Still, though. "The Testament of Magdalen Blair" is pretty harrowing stuff, and it's not like Crowley had no clear reason to hammer down his points. The suffering of Arthur, and the terror of Magdalen, come through quite strongly, to the point that Magdalen's intention, stated early in the story, "to explode a dynamite cartridge in my mouth" seems like an entirely sound plan. In this story, there is Hell, but there is only Hell. The good don't go to Heaven, and they don't go into pure oblivion. We all go to Hell. This is a ghastly thing to contemplate, and it is, in fact, the engine that drives the horror genre. Poe wrote several stories that defined what the genre is all about -- not just "M. Valdemar," but also, for example, "Premature Burial" -- but few other writers have looked at horror so squarely. In "The Testament of Magdalen Blair," Crowley stares right at it.

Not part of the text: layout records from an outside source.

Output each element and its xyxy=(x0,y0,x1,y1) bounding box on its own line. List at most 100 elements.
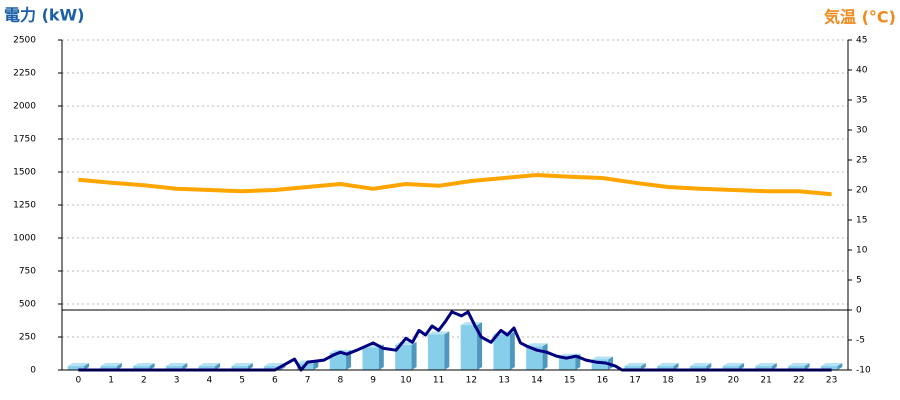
y-tick-label: 1500 xyxy=(13,168,36,178)
x-tick-label: 5 xyxy=(239,376,245,386)
y2-tick-label: 15 xyxy=(856,216,867,226)
x-tick-label: 19 xyxy=(695,376,707,386)
bar-side xyxy=(247,363,253,370)
x-tick-label: 3 xyxy=(174,376,180,386)
bar-side xyxy=(215,363,221,370)
bar-side xyxy=(444,331,450,370)
bar xyxy=(100,366,117,370)
bar xyxy=(755,366,772,370)
line xyxy=(78,173,832,197)
x-tick-label: 12 xyxy=(466,376,477,386)
x-tick-label: 1 xyxy=(108,376,114,386)
bar-top xyxy=(165,363,188,367)
bar xyxy=(657,366,674,370)
y-tick-label: 2000 xyxy=(13,102,36,112)
x-tick-label: 23 xyxy=(826,376,837,386)
bar xyxy=(591,359,609,370)
bar-top xyxy=(460,322,483,326)
bar xyxy=(788,366,805,370)
bar-top xyxy=(722,363,745,367)
y-tick-label: 750 xyxy=(19,267,36,277)
y2-tick-label: 30 xyxy=(856,126,868,136)
bar-side xyxy=(411,341,417,370)
y2-tick-label: 40 xyxy=(856,66,868,76)
bar-side xyxy=(149,363,155,370)
y2-axis-title: 気温 (°C) xyxy=(824,8,896,27)
bar xyxy=(820,366,838,370)
bar-side xyxy=(804,363,810,370)
y-tick-label: 1750 xyxy=(13,135,36,145)
bar-top xyxy=(788,363,810,367)
y2-tick-label: 0 xyxy=(856,306,862,316)
bar-top xyxy=(624,363,646,367)
bar-top xyxy=(264,363,286,367)
x-tick-label: 15 xyxy=(564,376,575,386)
bar xyxy=(231,366,248,370)
bar xyxy=(133,366,150,370)
y-tick-label: 250 xyxy=(19,333,36,343)
bar-side xyxy=(837,363,843,370)
line xyxy=(78,310,832,372)
y-tick-label: 1000 xyxy=(13,234,36,244)
bar-side xyxy=(673,363,679,370)
y2-tick-label: 25 xyxy=(856,156,867,166)
bar-top xyxy=(820,363,843,367)
bar-side xyxy=(771,363,777,370)
bar xyxy=(493,334,510,370)
bar-side xyxy=(706,363,712,370)
bar xyxy=(558,356,576,370)
bar xyxy=(526,346,543,370)
bar-side xyxy=(739,363,745,370)
x-tick-label: 8 xyxy=(338,376,344,386)
y2-tick-label: -10 xyxy=(856,366,871,376)
y-tick-label: 2250 xyxy=(13,69,36,79)
bar xyxy=(329,352,347,370)
bar-top xyxy=(427,331,450,335)
x-tick-label: 16 xyxy=(597,376,609,386)
bar xyxy=(722,366,740,370)
bar-top xyxy=(198,363,221,367)
bar-top xyxy=(591,356,614,360)
x-tick-label: 6 xyxy=(272,376,278,386)
bar xyxy=(198,366,216,370)
x-tick-label: 9 xyxy=(370,376,376,386)
bar-side xyxy=(313,360,319,370)
bar-top xyxy=(100,363,122,367)
x-tick-label: 11 xyxy=(433,376,444,386)
bar-side xyxy=(640,363,646,370)
bar-side xyxy=(542,343,548,370)
bar xyxy=(427,334,445,370)
bar-top xyxy=(657,363,679,367)
y-tick-label: 1250 xyxy=(13,201,36,211)
y2-tick-label: 45 xyxy=(856,36,867,46)
bar xyxy=(460,325,478,370)
x-tick-label: 2 xyxy=(141,376,147,386)
x-tick-label: 0 xyxy=(76,376,82,386)
y2-tick-label: 20 xyxy=(856,186,868,196)
bar-side xyxy=(116,363,122,370)
y2-tick-label: 5 xyxy=(856,276,862,286)
bar-side xyxy=(509,331,515,370)
bar-top xyxy=(67,363,90,367)
x-tick-label: 22 xyxy=(793,376,804,386)
y2-tick-label: -5 xyxy=(856,336,865,346)
bar-side xyxy=(182,363,188,370)
bar xyxy=(264,366,281,370)
x-tick-label: 17 xyxy=(629,376,640,386)
x-tick-label: 10 xyxy=(400,376,412,386)
bar xyxy=(67,366,85,370)
bar xyxy=(689,366,707,370)
x-tick-label: 20 xyxy=(728,376,740,386)
bar-top xyxy=(231,363,253,367)
x-tick-label: 14 xyxy=(531,376,543,386)
x-tick-label: 21 xyxy=(760,376,771,386)
x-tick-label: 18 xyxy=(662,376,674,386)
bar xyxy=(624,366,641,370)
bar-top xyxy=(755,363,777,367)
bar-top xyxy=(133,363,155,367)
y-tick-label: 0 xyxy=(30,366,36,376)
bar-side xyxy=(378,344,384,370)
bar-top xyxy=(526,343,548,347)
bar-top xyxy=(689,363,712,367)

Oh, man. This story. I read it maybe 15 years ago, and while I wouldn't categorize it as anything like one of the best stories I've ever read, it's certainly among the most memorable. That "White of egg!" passage, in context with the rest of the story, haunts me to this day, to the point where if you'd used just that line as the title of the post, I would have known exactly what you were going to review. This story is the kind of thing that makes me remind myself to be careful what I wish for. I say I want horror to disturb and upset me and I get annoyed when it doesn't even come close. But when something like this comes along to make me feel vaguely nauseous and disconnected for days afterwards, I end up annoyed with myself instead and end up having to switch genres for awhile to reset. Regarding Crowley as an individual as well as a writer, I guess I'd have to sum him up by saying at least he had the courage of his convictions. However much I might want to hold him at arm's length, I've at least got to give him that.

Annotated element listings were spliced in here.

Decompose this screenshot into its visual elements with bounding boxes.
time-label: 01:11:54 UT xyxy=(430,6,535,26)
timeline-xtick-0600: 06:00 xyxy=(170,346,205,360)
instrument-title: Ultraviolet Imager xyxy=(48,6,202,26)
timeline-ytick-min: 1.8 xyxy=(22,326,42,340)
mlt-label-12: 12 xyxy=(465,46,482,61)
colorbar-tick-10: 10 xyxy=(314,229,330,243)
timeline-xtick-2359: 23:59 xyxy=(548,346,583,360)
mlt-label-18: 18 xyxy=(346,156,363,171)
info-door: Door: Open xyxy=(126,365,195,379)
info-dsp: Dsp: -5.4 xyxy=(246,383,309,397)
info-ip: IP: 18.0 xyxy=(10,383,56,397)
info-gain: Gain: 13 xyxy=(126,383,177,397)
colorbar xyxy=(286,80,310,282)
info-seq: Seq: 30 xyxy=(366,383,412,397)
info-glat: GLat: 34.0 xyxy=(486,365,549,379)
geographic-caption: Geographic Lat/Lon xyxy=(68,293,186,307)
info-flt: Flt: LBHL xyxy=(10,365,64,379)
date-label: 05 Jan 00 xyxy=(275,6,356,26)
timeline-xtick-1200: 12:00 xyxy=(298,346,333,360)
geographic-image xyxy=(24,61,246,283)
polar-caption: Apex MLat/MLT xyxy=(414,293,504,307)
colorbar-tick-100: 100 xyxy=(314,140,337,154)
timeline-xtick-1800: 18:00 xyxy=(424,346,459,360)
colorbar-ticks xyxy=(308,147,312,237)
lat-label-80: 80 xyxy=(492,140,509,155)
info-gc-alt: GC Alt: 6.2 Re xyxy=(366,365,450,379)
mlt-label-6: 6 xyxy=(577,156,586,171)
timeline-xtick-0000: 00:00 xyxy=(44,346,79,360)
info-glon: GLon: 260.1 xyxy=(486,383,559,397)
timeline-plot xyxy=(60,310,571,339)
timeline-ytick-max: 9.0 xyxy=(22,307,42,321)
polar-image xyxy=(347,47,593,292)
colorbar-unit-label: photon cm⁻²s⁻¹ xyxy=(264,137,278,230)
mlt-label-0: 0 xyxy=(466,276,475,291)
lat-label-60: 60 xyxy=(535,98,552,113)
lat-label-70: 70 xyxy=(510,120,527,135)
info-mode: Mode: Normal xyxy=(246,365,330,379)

ReplyDeleteHave you read any H. Russell Wakefield? I searched the blog for him but didn't find anything. He's well worth reading in general, but I mention him here because he has a story (not one of his best in my opinion, but still good) called "He Cometh and He Passeth By" with a character based on Crowley. It's pretty entertaining.
I considered "White of Egg" as a title, but I kind of like the "message" of the one I chose. And yes, overall it's quite a story. You've read "M. Valdemar" though, yes?
ReplyDeleteI've never read Wakefield, but this is at least the second time he's been recommended to me. I'll have to check him out.